La capacité à expliquer et auditer les biais peut nous aider à corriger les modèles erronés le moment venu, mais le véritable enjeu réside dans la prise en charge des questions éthiques dès les premières étapes de la création d’un modèle, avant qu’il ne dévie.

C’est avant tout une problématique d’éducation. Les cursus qui forment les futurs ingénieurs en informatique et data scientists doivent inclure ces notions. Plus importants encore, nous voyons déjà des partenariats conçus pour prévenir ces biais malheureux. Les ingénieurs doivent collaborer avec des spécialistes de l’éthique, des économistes et des sociologues pour comprendre les implications sociétales de certains modèles et s’assurer de leur impartialité.

Nous ne pouvons pas attendre de chaque ingénieur informatique qu’il soit aussi sociologue, urbaniste, activiste communautaire ou philosophe, mais nous pouvons faire en sorte qu’il sache travailler et échanger avec toutes ces personnes pour parfaire la création de modèles IA et ML.

Ces consultations, et le simple fait de prendre en compte un large spectre de conséquences signifient qu’il faudra aussi que les entreprises soient capables d’investir le temps nécessaire pour réfléchir attentivement à ces questions.

C’est malheureusement contradictoire avec un des mantras de la Silicon Valley : "move fast and break things" (en français, allez vite et cassez des choses). La culture d’entreprise de la Silicon Valley pousse à agir vite pour rester au sommet, particulièrement dans un domaine qui évolue aussi vite que l’IA. Il lui faudra apprendre à agir vite sans faire de dégâts.

L’IA a véritablement le potentiel de devenir une technologie miracle

En puisant des informations parmi les données et en agissant ensuite automatiquement, l’IA et le ML sont susceptibles de transformer toutes les interactions numériques de nos vies et elles sont de plus en plus nombreuses. Avec l’avènement des tendances dont nous venons de parler (des algorithmes éthiques capables de résister à des antagonistes et d’apprendre par eux-mêmes), nous allons voir les IA agir de plus en plus comme des humains, et prendre des décisions et des mesures plus réfléchies.

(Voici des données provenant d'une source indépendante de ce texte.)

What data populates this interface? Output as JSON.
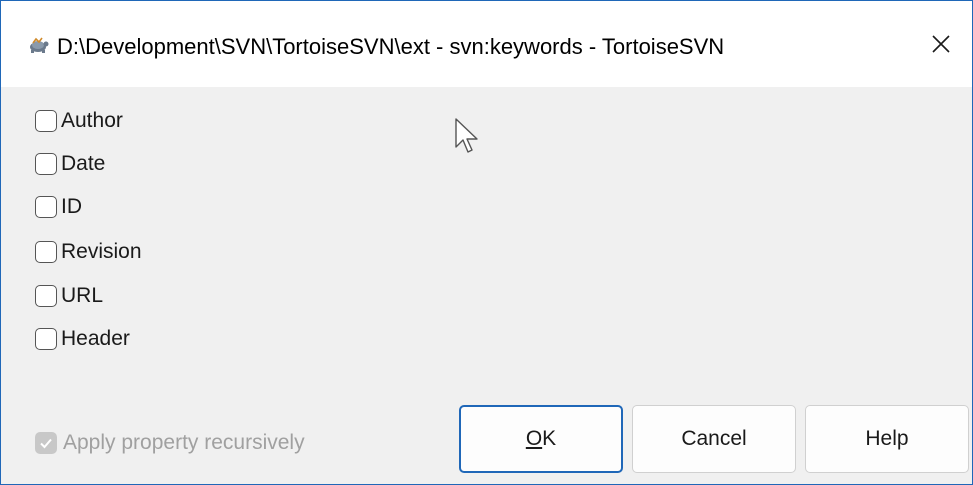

Les humains auront toutefois encore beaucoup à faire dans un monde transformé par les IA. Le marché de l’emploi sera profondément modifié. Les entreprises ont tout intérêt à revoir dès maintenant la formation de leurs collaborateurs et à se concentrer sur la valeur ajoutée de l’humain. La formation interne aux nouvelles méthodologies, techniques et technologies sera sans doute cruciale.

En mai, un article de McKinsey indiquait que la pandémie de Covid-19 illustrait les effets d’un changement brutal sur les travailleurs, et soulignait la nécessité de la formation dans un monde où les entreprises doivent adapter leurs employés à des rôles en évolution constante. Cette dynamique va au-delà du télétravail ou même du rôle de l’automatisation et de l’IA. Les dirigeants vont devoir enrichir et élargir les compétences de leurs collaborateurs pour délivrer de nouveaux modèles commerciaux dans l’ère post-pandémie. Pour relever ce défi, les entreprises doivent élaborer une stratégie de talent axée sur le développement des compétences numériques et cognitives cruciales de leurs employés, leurs compétences sociales et émotionnelles, ainsi que leurs facultés d’adaptation et de résilience. Il est maintenant temps pour elles d’augmenter leurs budgets de formation et de s’engager sur la voie de la requalification. Le développement de cette dynamique renforcera également les entreprises face aux futures perturbations du marché.